In her suit against the state, Tyrer said her graduate degree in global affairs with a concentration in world history and culture qualifies as a “related field” in meeting state guidelines for archaeological work. She said the Department of Historic Resources’ action is “an arbitrary and capricious abuse of power, exceeds the scope of the power granted to DHR . . . and is not in accordance with law.”
Meanwhile, the project is on hold. The Corps of Engineers rescinded an earlier permit and demanded a more thorough review. A spokesman for Northam said the governor stands by Langan’s call for a new archaeologist.
“He wants to ensure a level playing field and fair process for those who seek to preserve their cultural heritage,” spokeswoman Alena Yarmosky said via text message.
The water authority has hired another consultant to work with Tyrer and said it would investigate the claims of improper practices. It is analyzing other possible sites and plans to resubmit its applications in the coming weeks, Curtis said.

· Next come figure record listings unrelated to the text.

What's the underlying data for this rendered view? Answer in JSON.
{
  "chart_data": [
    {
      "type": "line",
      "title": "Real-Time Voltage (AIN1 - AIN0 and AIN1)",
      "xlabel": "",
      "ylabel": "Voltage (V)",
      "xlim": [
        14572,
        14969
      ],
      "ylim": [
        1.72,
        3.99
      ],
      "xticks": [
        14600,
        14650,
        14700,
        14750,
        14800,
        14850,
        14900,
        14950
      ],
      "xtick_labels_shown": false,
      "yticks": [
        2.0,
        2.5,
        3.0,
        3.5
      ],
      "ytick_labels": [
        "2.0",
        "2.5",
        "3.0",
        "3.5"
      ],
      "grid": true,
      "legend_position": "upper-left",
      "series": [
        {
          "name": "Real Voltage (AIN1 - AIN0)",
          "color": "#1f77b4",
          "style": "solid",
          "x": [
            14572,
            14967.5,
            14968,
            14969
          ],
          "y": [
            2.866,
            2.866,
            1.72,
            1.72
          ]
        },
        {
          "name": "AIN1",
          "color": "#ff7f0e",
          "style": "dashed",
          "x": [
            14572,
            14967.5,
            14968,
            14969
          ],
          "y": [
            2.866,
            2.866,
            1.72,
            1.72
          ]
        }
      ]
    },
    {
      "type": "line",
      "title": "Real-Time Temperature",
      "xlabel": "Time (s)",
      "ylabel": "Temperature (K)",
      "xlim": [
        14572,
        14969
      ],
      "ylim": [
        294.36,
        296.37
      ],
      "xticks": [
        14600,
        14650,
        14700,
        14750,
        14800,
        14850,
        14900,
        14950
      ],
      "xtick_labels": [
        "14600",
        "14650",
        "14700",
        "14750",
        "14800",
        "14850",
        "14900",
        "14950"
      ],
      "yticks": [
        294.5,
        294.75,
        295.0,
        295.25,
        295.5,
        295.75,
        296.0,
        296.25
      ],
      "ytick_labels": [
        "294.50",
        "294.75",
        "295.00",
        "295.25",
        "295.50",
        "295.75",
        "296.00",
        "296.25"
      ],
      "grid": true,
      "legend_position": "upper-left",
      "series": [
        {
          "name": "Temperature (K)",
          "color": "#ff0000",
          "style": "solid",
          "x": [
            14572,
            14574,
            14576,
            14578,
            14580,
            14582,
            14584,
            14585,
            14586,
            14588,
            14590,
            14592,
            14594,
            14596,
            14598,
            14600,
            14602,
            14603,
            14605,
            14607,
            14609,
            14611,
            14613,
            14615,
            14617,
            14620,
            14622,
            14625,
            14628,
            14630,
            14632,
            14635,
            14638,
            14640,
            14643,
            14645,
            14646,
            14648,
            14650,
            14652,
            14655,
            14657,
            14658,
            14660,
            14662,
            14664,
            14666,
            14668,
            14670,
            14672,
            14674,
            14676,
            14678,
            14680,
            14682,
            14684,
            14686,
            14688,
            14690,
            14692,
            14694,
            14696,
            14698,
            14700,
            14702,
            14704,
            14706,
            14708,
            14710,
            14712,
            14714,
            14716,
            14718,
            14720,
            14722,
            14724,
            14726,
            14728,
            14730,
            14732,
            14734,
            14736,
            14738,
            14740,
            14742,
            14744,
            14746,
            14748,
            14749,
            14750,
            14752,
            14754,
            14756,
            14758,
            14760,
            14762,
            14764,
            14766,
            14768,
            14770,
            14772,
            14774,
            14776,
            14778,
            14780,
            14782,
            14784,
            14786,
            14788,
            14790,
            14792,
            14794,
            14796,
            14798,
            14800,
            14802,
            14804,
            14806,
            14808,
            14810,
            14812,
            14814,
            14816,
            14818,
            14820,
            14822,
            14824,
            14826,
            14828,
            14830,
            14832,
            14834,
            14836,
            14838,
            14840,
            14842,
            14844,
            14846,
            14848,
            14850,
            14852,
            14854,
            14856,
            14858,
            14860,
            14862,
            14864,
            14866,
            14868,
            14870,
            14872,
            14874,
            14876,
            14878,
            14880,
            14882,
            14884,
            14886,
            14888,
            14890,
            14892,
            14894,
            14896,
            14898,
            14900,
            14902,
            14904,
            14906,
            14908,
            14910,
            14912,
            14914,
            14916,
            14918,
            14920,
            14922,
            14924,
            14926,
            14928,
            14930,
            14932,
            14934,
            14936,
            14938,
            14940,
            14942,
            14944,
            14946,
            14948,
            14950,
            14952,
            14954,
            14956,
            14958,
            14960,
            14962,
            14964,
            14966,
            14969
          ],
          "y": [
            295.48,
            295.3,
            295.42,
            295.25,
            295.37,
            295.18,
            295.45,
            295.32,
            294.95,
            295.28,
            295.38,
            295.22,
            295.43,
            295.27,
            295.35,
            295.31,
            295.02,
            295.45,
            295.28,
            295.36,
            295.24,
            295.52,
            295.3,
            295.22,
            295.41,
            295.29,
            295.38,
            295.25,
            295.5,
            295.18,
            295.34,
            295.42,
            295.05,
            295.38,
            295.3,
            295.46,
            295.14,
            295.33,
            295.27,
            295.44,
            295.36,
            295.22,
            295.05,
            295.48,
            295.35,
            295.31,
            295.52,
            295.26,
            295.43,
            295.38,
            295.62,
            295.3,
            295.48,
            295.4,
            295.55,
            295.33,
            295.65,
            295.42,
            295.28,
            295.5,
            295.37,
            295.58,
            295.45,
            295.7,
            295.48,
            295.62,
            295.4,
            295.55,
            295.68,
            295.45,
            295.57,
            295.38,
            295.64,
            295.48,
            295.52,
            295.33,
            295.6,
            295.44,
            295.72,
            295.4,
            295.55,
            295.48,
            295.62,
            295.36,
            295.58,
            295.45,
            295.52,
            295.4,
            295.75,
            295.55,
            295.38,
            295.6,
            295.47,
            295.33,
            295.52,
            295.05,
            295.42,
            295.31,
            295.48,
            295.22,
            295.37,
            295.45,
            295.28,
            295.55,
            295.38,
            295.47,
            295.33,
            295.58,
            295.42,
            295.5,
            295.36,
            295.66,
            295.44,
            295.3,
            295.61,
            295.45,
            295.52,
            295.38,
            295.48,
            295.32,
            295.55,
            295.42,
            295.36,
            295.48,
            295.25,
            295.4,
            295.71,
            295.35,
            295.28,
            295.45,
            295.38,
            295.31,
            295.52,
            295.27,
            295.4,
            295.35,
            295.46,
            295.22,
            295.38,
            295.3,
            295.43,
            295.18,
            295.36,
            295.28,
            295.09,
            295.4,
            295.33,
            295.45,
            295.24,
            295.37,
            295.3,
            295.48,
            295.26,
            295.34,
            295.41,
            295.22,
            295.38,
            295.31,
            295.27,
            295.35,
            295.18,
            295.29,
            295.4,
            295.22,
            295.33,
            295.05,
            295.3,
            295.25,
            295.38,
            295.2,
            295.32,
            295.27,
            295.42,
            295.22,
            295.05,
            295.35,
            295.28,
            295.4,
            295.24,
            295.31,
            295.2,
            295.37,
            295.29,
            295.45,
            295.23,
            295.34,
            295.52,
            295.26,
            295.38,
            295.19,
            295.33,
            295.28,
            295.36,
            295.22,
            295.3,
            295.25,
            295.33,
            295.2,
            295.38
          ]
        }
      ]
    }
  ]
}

Several adjacent landowners side with the tribe. “Nobody is against water, there just has to be another spot,” said George Bialkowski, 52, who with his wife owns 72 acres near the point.
For now, the site remains undisturbed, apart from fields harvested for cattle feed. White sycamore, oak and maple trees march along the banks toward the point where the brown rivers slowly converge from either side. Chief Branham picks his way through undergrowth, notices deer tracks in the mud.
“Can you imagine four or five hundred years ago, canoes running up and down the river over here?” he says. “People, children — living normal family life. It was a town.”
Twenty years ago, Branham was part of a group of Monacans who received ancestral remains that had been on display in a Richmond museum. They wrapped them in red cloth and reburied them.
“If you’ve never had the experience of opening up a box — ” he said, his voice trailing off with emotion. “Taking those skeletons and putting them in cloth, looking at them and knowing it was a kid — I never want to go through that again.”
Better to let them lie where they are, he said. “This is our history. It’s part of who we are.”